Both profiles and states are roles, but I separate them into two roles
directories. I then use role dependencies between profiles and states (and
states and states). A playbook simply ties hosts to profile roles.
A few thing I ran into:
* I needed to use a trick to make sure each state role is run only once.
See [1].
Please don't try to make ansible more complex than it actually is. I'm not
even sure what a "profile" or "state role" is, and if I don't know, that's
a problem with someone interpreting ansible to be WAAAAY more complicated
than it should be.
We're talking servers here, not programming.
Simplify. Keep things easy.
I have it as simple as this;
Playbooks
\ server1.yml
\ server2.yml
\ roles/ldap
\ roles/Apache...
And so on, its very simple and its easy to manager
Hi Michael and others,
It could be me explaining wrong, or I could be off the path, but let
me try again. My site playbook is basically only used to tie roles to
host groups. Those roles are specific for our infrastructure, e.g.
setting up our frontend server, backend server, etc. I call those
"profiles". The roles I call "states" are more like shareable
components: setting up Nginx, fail2ban, etc. The dependencies follow
the path: playbook -> profile role -> state roles (-> state roles).

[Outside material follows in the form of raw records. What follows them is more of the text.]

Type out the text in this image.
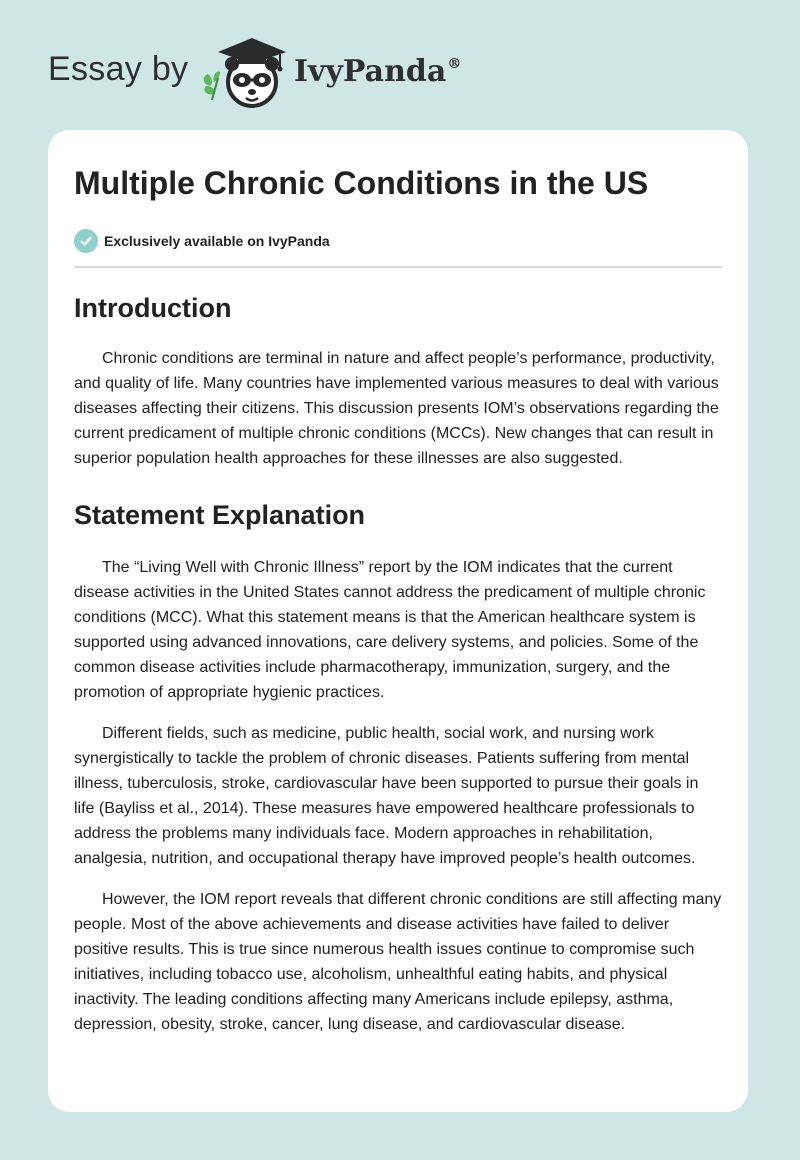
Essay by	IvyPanda®
Multiple Chronic Conditions in the US
Exclusively available on IvyPanda
Introduction

Chronic conditions are terminal in nature and affect people’s performance, productivity, and quality of life. Many countries have implemented various measures to deal with various diseases affecting their citizens. This discussion presents IOM’s observations regarding the current predicament of multiple chronic conditions (MCCs). New changes that can result in superior population health approaches for these illnesses are also suggested.

Statement Explanation

The “Living Well with Chronic Illness” report by the IOM indicates that the current disease activities in the United States cannot address the predicament of multiple chronic conditions (MCC). What this statement means is that the American healthcare system is supported using advanced innovations, care delivery systems, and policies. Some of the common disease activities include pharmacotherapy, immunization, surgery, and the promotion of appropriate hygienic practices.

Different fields, such as medicine, public health, social work, and nursing work synergistically to tackle the problem of chronic diseases. Patients suffering from mental illness, tuberculosis, stroke, cardiovascular have been supported to pursue their goals in life (Bayliss et al., 2014). These measures have empowered healthcare professionals to address the problems many individuals face. Modern approaches in rehabilitation, analgesia, nutrition, and occupational therapy have improved people’s health outcomes.

However, the IOM report reveals that different chronic conditions are still affecting many people. Most of the above achievements and disease activities have failed to deliver positive results. This is true since numerous health issues continue to compromise such initiatives, including tobacco use, alcoholism, unhealthful eating habits, and physical inactivity. The leading conditions affecting many Americans include epilepsy, asthma, depression, obesity, stroke, cancer, lung disease, and cardiovascular disease.
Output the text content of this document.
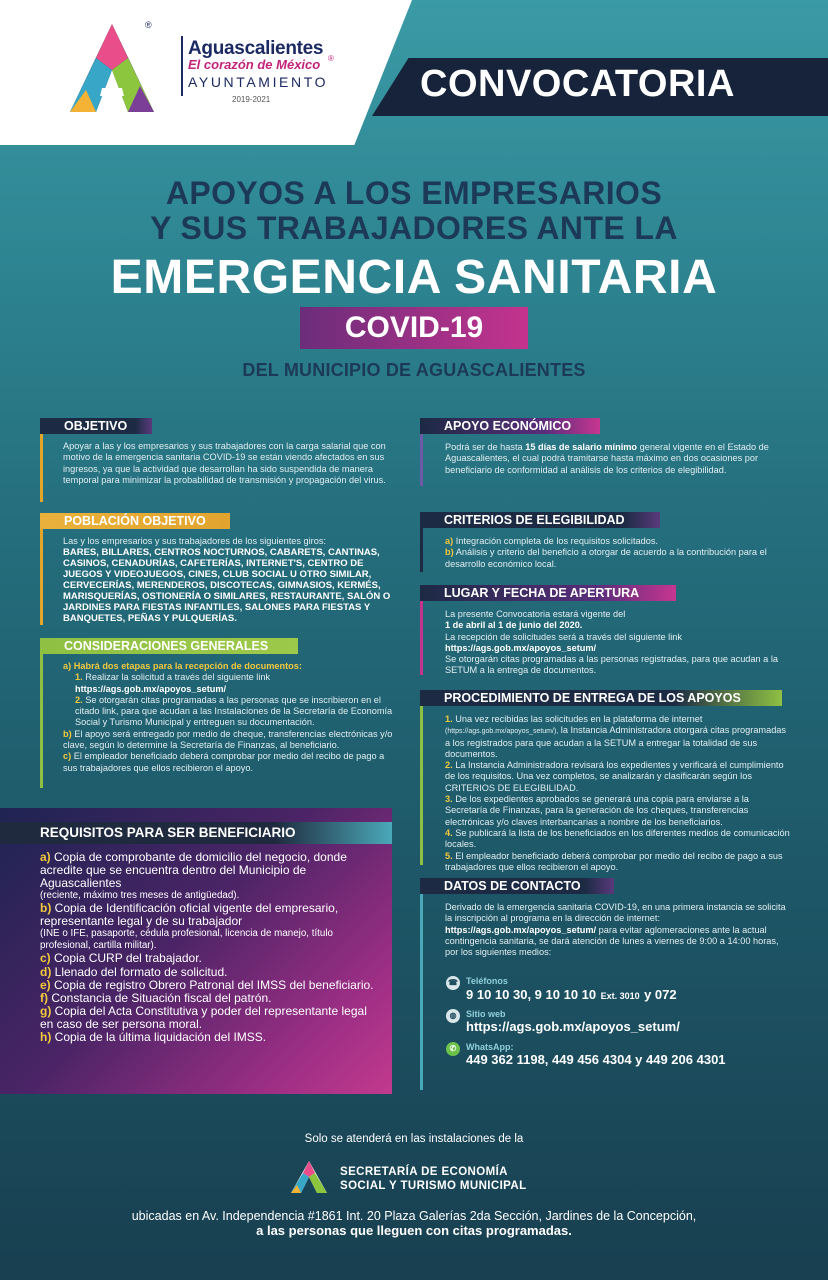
®
Aguascalientes
El corazón de México ®
AYUNTAMIENTO
2019-2021	CONVOCATORIA
APOYOS A LOS EMPRESARIOS
Y SUS TRABAJADORES ANTE LA
EMERGENCIA SANITARIA
COVID-19
DEL MUNICIPIO DE AGUASCALIENTES
OBJETIVO
Apoyar a las y los empresarios y sus trabajadores con la carga salarial que con motivo de la emergencia sanitaria COVID-19 se están viendo afectados en sus ingresos, ya que la actividad que desarrollan ha sido suspendida de manera temporal para minimizar la probabilidad de transmisión y propagación del virus.
POBLACIÓN OBJETIVO
Las y los empresarios y sus trabajadores de los siguientes giros:
BARES, BILLARES, CENTROS NOCTURNOS, CABARETS, CANTINAS, CASINOS, CENADURÍAS, CAFETERÍAS, INTERNET'S, CENTRO DE JUEGOS Y VIDEOJUEGOS, CINES, CLUB SOCIAL U OTRO SIMILAR, CERVECERÍAS, MERENDEROS, DISCOTECAS, GIMNASIOS, KERMÉS, MARISQUERÍAS, OSTIONERÍA O SIMILARES, RESTAURANTE, SALÓN O JARDINES PARA FIESTAS INFANTILES, SALONES PARA FIESTAS Y BANQUETES, PEÑAS Y PULQUERÍAS.
CONSIDERACIONES GENERALES
a) Habrá dos etapas para la recepción de documentos:
1. Realizar la solicitud a través del siguiente link
https://ags.gob.mx/apoyos_setum/
2. Se otorgarán citas programadas a las personas que se inscribieron en el citado link, para que acudan a las Instalaciones de la Secretaría de Economía Social y Turismo Municipal y entreguen su documentación.
b) El apoyo será entregado por medio de cheque, transferencias electrónicas y/o clave, según lo determine la Secretaría de Finanzas, al beneficiario.
c) El empleador beneficiado deberá comprobar por medio del recibo de pago a sus trabajadores que ellos recibieron el apoyo.
REQUISITOS PARA SER BENEFICIARIO
a) Copia de comprobante de domicilio del negocio, donde acredite que se encuentra dentro del Municipio de Aguascalientes
(reciente, máximo tres meses de antigüedad).
b) Copia de Identificación oficial vigente del empresario, representante legal y de su trabajador
(INE o IFE, pasaporte, cédula profesional, licencia de manejo, título profesional, cartilla militar).
c) Copia CURP del trabajador.
d) Llenado del formato de solicitud.
e) Copia de registro Obrero Patronal del IMSS del beneficiario.
f) Constancia de Situación fiscal del patrón.
g) Copia del Acta Constitutiva y poder del representante legal en caso de ser persona moral.
h) Copia de la última liquidación del IMSS.
APOYO ECONÓMICO
Podrá ser de hasta 15 días de salario mínimo general vigente en el Estado de Aguascalientes, el cual podrá tramitarse hasta máximo en dos ocasiones por beneficiario de conformidad al análisis de los criterios de elegibilidad.
CRITERIOS DE ELEGIBILIDAD
a) Integración completa de los requisitos solicitados.
b) Análisis y criterio del beneficio a otorgar de acuerdo a la contribución para el desarrollo económico local.
LUGAR Y FECHA DE APERTURA
La presente Convocatoria estará vigente del
1 de abril al 1 de junio del 2020.
La recepción de solicitudes será a través del siguiente link
https://ags.gob.mx/apoyos_setum/
Se otorgarán citas programadas a las personas registradas, para que acudan a la SETUM a la entrega de documentos.
PROCEDIMIENTO DE ENTREGA DE LOS APOYOS
1. Una vez recibidas las solicitudes en la plataforma de internet (https://ags.gob.mx/apoyos_setum/), la Instancia Administradora otorgará citas programadas a los registrados para que acudan a la SETUM a entregar la totalidad de sus documentos.
2. La Instancia Administradora revisará los expedientes y verificará el cumplimiento de los requisitos. Una vez completos, se analizarán y clasificarán según los CRITERIOS DE ELEGIBILIDAD.
3. De los expedientes aprobados se generará una copia para enviarse a la Secretaría de Finanzas, para la generación de los cheques, transferencias electrónicas y/o claves interbancarias a nombre de los beneficiarios.
4. Se publicará la lista de los beneficiados en los diferentes medios de comunicación locales.
5. El empleador beneficiado deberá comprobar por medio del recibo de pago a sus trabajadores que ellos recibieron el apoyo.
DATOS DE CONTACTO
Derivado de la emergencia sanitaria COVID-19, en una primera instancia se solicita la inscripción al programa en la dirección de internet: https://ags.gob.mx/apoyos_setum/ para evitar aglomeraciones ante la actual contingencia sanitaria, se dará atención de lunes a viernes de 9:00 a 14:00 horas, por los siguientes medios:
☎ Teléfonos
9 10 10 30, 9 10 10 10 Ext. 3010 y 072
◍	Sitio web
https://ags.gob.mx/apoyos_setum/
✆	WhatsApp:
449 362 1198, 449 456 4304 y 449 206 4301
Solo se atenderá en las instalaciones de la
SECRETARÍA DE ECONOMÍA
SOCIAL Y TURISMO MUNICIPAL
ubicadas en Av. Independencia #1861 Int. 20 Plaza Galerías 2da Sección, Jardines de la Concepción,
a las personas que lleguen con citas programadas.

This feels quite natural to me, but I do run into the issues I
described. If this set-up is still too complex I am very interested to
hear about simplifications.
Regards,
Joost
It's cleaner to have the roles explicitly listed up in site.yml .
Then site.yml defines the roles on each host group, and you avoid the
issue with roles running twice when you explicitly define them that way.
You can still have 'states' as you define them just as typical roles, maybe
with a README in there to explain it's a 'building block' role and
needs further config
to be usable (we name those roles base-nginx, base-elasticsearch, etc.
when they don't have a valid config so will need to be tailored to do
be functional).
Having said all that, I do use roles/foo/meta/main.yml to 'autoload'
dependencies sometimes;
there are several of us working on this playbook so it can be helpful.
Mind you, I've got several years of Puppet baggage so 'wiring' modules
together is in
my muscle memory, I'm not sure if that's the Ansible Way..
David,
I’m coming from a similar place in terms of seeing things as roles with features and I’m also just getting started with ansible.
I made a common role considering it as ‘included for all roles and applied conditionally’.
Tasks are included based on group membership, or host in inventory.
I organize the files dir into folders for each task, which each represent “features”.
You can account for configuration differences within tasks based on inventory as well.
Based on ideas in this thread I’m considering breaking as much as I can into “feature” roles, which are added to “functional” roles, and only leaving what is truly common (ie. firewall rules, etc).
I recommend you take a step back and look at the problem from the perspective of your overall Configuration Management (CM) process. For example, what are your configuration items (CIs)? What is your change management process? What is your version control process? First document these processes and then adapt Ansible to fit them. In my experience Ansible is very flexible and can fit whatever process you have in place. I wouldn’t worry about Ansible’s terminology. Roles, Groups, etc. can be whatever you want them to be; they are just arbitrary labels.
The most important thing is to identify your CIs. Then structure your playbooks to manage them. Their level of granularity depends on the level that your CM plan calls for. Each CI should be under version control at the very least. Avoid the mistake of a tool-centric perspective. Focus on good, quality processes and then customize the tools to support them.